Ketiga, sebagian jamaah haji langsung pergi ke Madinah begitu tiba di Kerajaan Arab Saudi, tanpa memulai berihram, kemudian memakai pakaian ihram dari Madinah setelah itu sebelum pergi ke Makkah. Mohon Anda berkenan memberi bimbingan; apakah hal ini dibolehkan?
Keempat, karena itu saya akan sangat berterimakasih jika Anda sudi memberikan jawaban yang mendasar dan dalil-dalil penguatnya yang diambil dari Alquran untuk pertanyaan-pertanyaan tersebut, hingga saya dapat menyampaikannya kepada pihak urusan agama Islam di Singapura dan menjelaskan tentang tafsir-tafsir yang salah -jika memang terdapat penafsiran yang salah-.
Jawaban Anda saya tunggu secepatnya, teriring salam hormat.
Pertama, syariat yang suci telah menetapkan miqat-miqat makani. Diriwayatkan bahwa Nabi Shallallahu `Alaihi wa Sallam telah menetapkan miqat-miqat untuk seluruh penjuru. Disebutkan dalam Shahih Bukhari, dari Ibnu Abbas radhiyallahu `anhuma, dia berkata,
وقت رسول الله صلى الله عليه وسلم لأهل المدينة ذا الحليفة، ولأهل الشام الجحفة، ولأهل نجد قرن المنازل، ولأهل اليمن يلملم، هن لهن ولمن أتى عليهن من غير أهلهن ممن أراد الحج والعمرة، ومن كان دون ذلك فمن حيث أنشأ، حتى أهل مكة من مكة
“Rasulullah Shallallahu `Alaihi wa Sallam telah menetapkan Dzulhulaifah sebagai miqat bagi penduduk Madinah, Juhfah sebagai miqat bagi penduduk Syam, Qarnulmanazil sebagai miqat bagi penduduk Najd, dan Yalamlam sebagai miqat bagi penduduk Yaman. Miqat-miqat tersebut adalah miqat bagi penduduknya dan bagi orang yang bukan penduduknya yang melewatinya karena ingin melakukan haji dan umrah. Dan barangsiapa tinggal di kawasan yang lebih dekat (ke Tanah Haram) dari miqat-miqat tersebut, maka dia berihram dari tempatnya, hingga penduduk Makkah pun berihram dari Makkah).”

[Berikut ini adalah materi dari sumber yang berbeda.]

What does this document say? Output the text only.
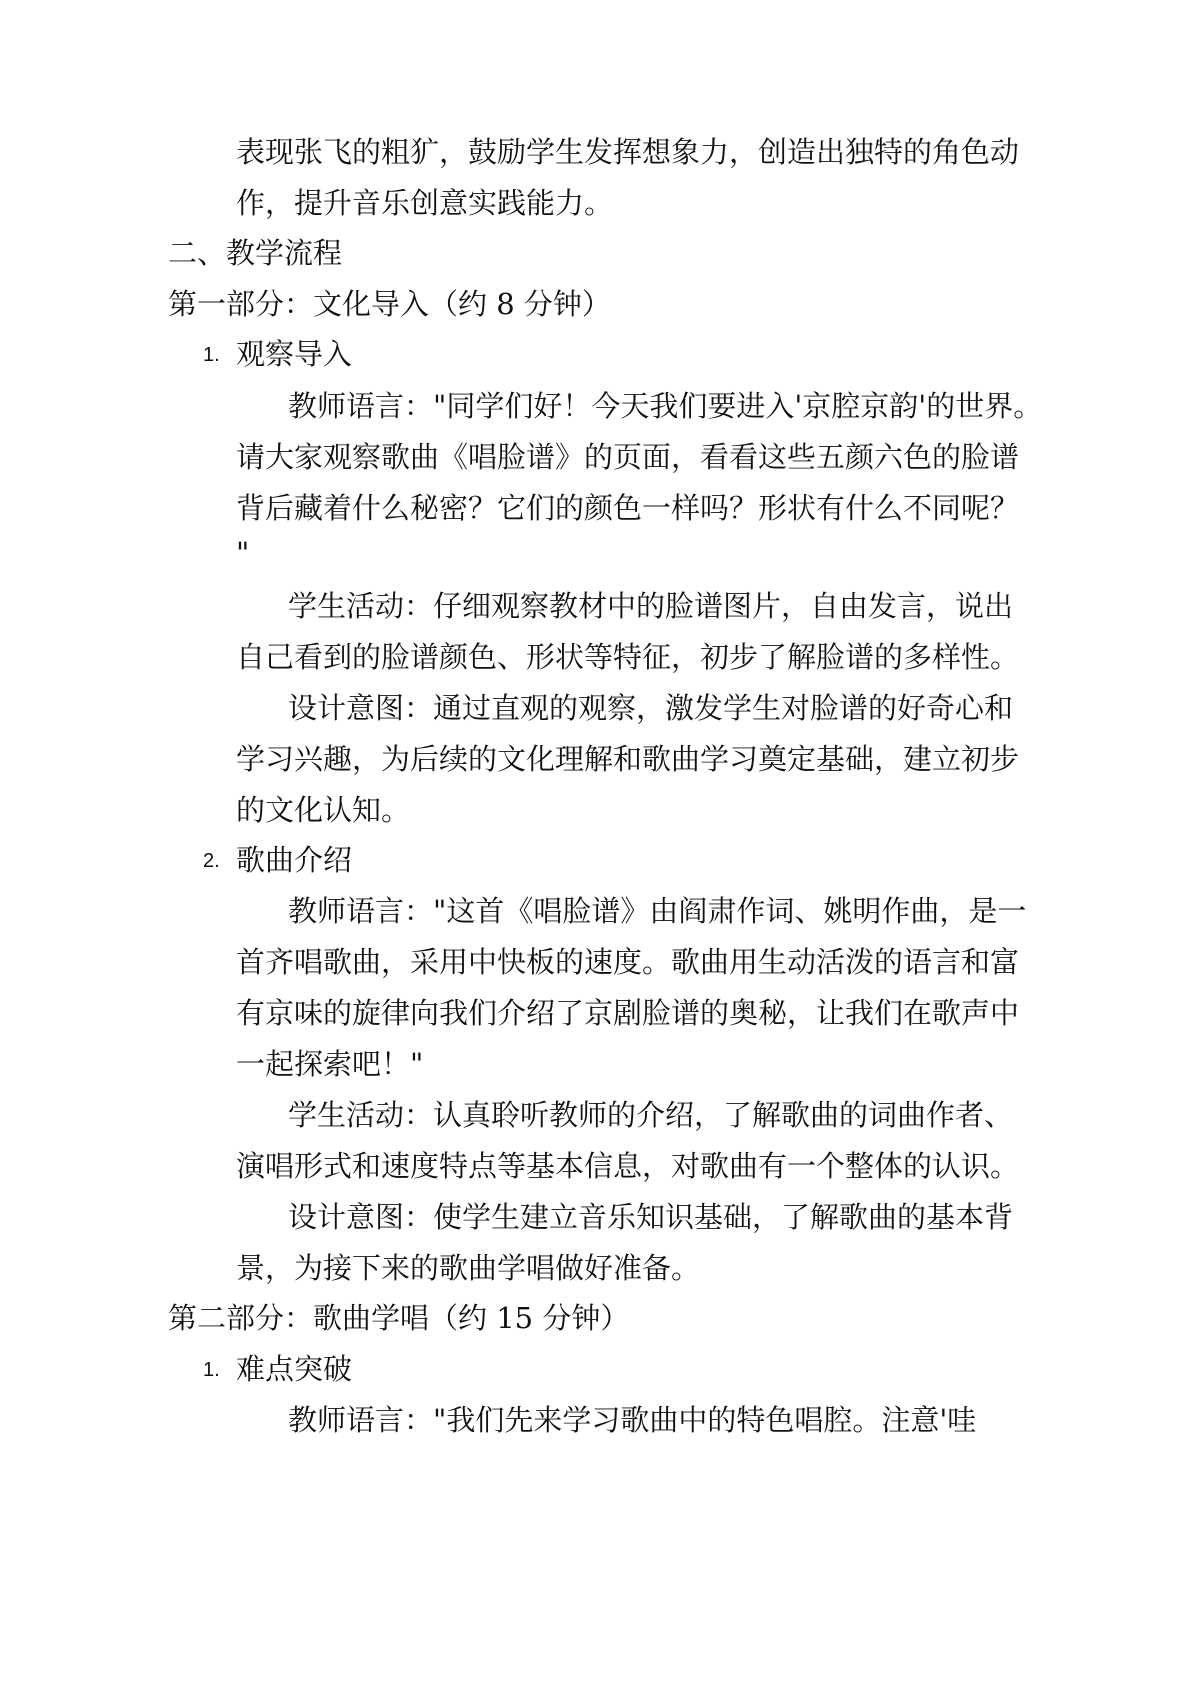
表现张飞的粗犷，鼓励学生发挥想象力，创造出独特的角色动
作，提升音乐创意实践能力。
二、教学流程
第一部分：文化导入（约 8 分钟）
1. 观察导入
教师语言："同学们好！今天我们要进入'京腔京韵'的世界。
请大家观察歌曲《唱脸谱》的页面，看看这些五颜六色的脸谱
背后藏着什么秘密？它们的颜色一样吗？形状有什么不同呢？
"
学生活动：仔细观察教材中的脸谱图片，自由发言，说出
自己看到的脸谱颜色、形状等特征，初步了解脸谱的多样性。
设计意图：通过直观的观察，激发学生对脸谱的好奇心和
学习兴趣，为后续的文化理解和歌曲学习奠定基础，建立初步
的文化认知。
2. 歌曲介绍
教师语言："这首《唱脸谱》由阎肃作词、姚明作曲，是一
首齐唱歌曲，采用中快板的速度。歌曲用生动活泼的语言和富
有京味的旋律向我们介绍了京剧脸谱的奥秘，让我们在歌声中
一起探索吧！"
学生活动：认真聆听教师的介绍，了解歌曲的词曲作者、
演唱形式和速度特点等基本信息，对歌曲有一个整体的认识。
设计意图：使学生建立音乐知识基础，了解歌曲的基本背
景，为接下来的歌曲学唱做好准备。
第二部分：歌曲学唱（约 15 分钟）
1. 难点突破
教师语言："我们先来学习歌曲中的特色唱腔。注意'哇
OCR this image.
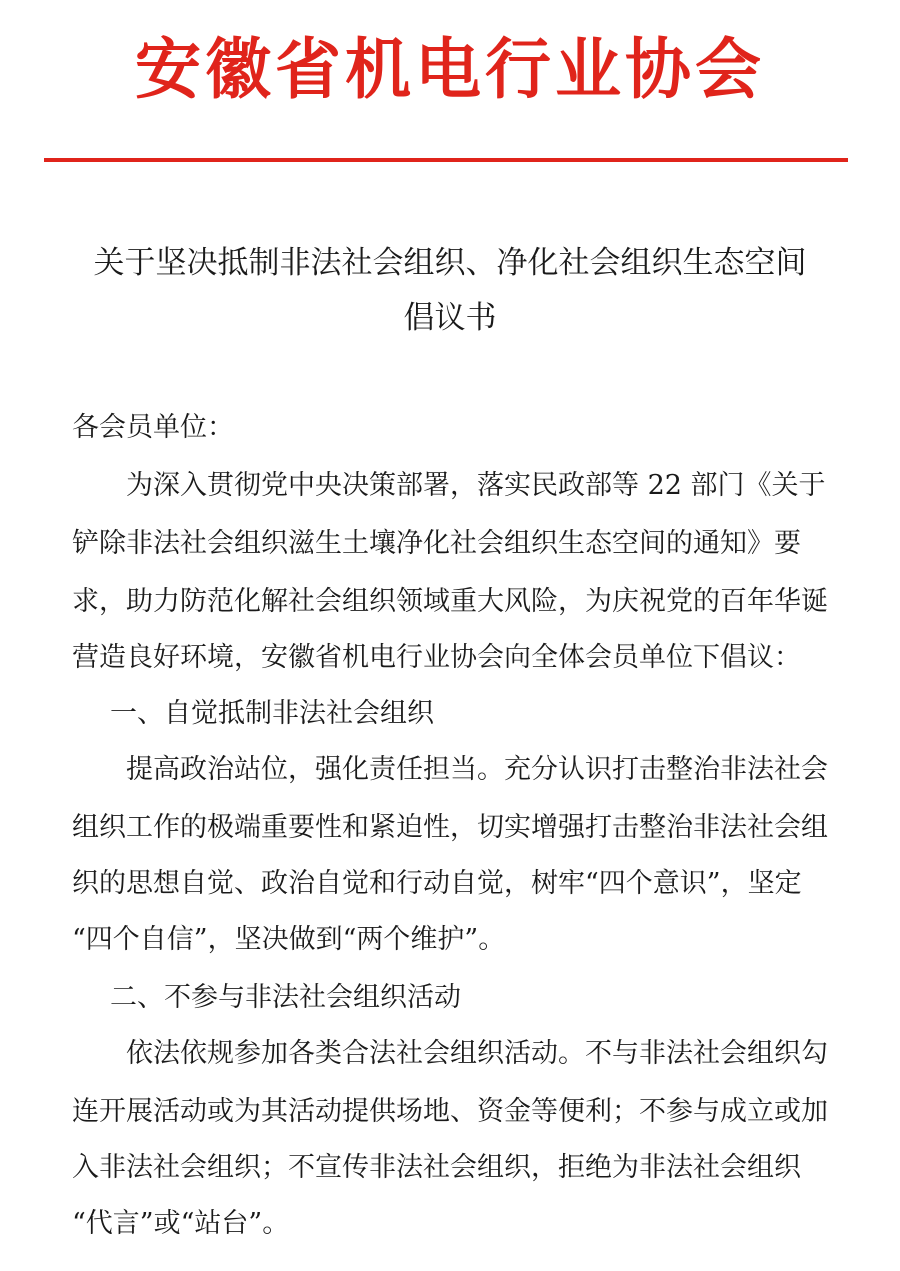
安徽省机电行业协会
关于坚决抵制非法社会组织、净化社会组织生态空间
倡议书
各会员单位：
为深入贯彻党中央决策部署，落实民政部等 22 部门《关于
铲除非法社会组织滋生土壤净化社会组织生态空间的通知》要
求，助力防范化解社会组织领域重大风险，为庆祝党的百年华诞
营造良好环境，安徽省机电行业协会向全体会员单位下倡议：
一、自觉抵制非法社会组织
提高政治站位，强化责任担当。充分认识打击整治非法社会
组织工作的极端重要性和紧迫性，切实增强打击整治非法社会组
织的思想自觉、政治自觉和行动自觉，树牢“四个意识”，坚定
“四个自信”，坚决做到“两个维护”。
二、不参与非法社会组织活动
依法依规参加各类合法社会组织活动。不与非法社会组织勾
连开展活动或为其活动提供场地、资金等便利；不参与成立或加
入非法社会组织；不宣传非法社会组织，拒绝为非法社会组织
“代言”或“站台”。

Tempat-tempat ibadah haji ini merupakan perkara tauqifiyyah (yang ditentukan syariat), karena itu orang yang melewatinya karena ingin menunaikan haji dan umrah wajib berihram dari miqat tersebut. Jika dia melewatinya tanpa berihram, maka sebelum berihram dia wajib kembali ke tempat tersebut untuk melakukan ihram dari tempat tersebut. Namun jika dia tidak kembali ke miqat, maka dia wajib menyembelih dam untuk memperbaiki manasiknya.
Kedua, jarak antara Tanah Haram dengan tempat ihram tidaklah menjadi patokan, karena tempat-tempat ihram telah ditentukan oleh syariat, sebagaimana telah dijelaskan dalam jawaban pertama.
Ketiga, jika masalahnya adalah bahwa rute udara mereka tidak melewati miqat saat datang ke Tanah Haram untuk menunaikan haji atau umrah, maka mereka berihram ketika posisinya sejajar dengan miqat negeri mereka. Karena kesejajaran tempat dengan miqat dihukumi sama dengan miqat.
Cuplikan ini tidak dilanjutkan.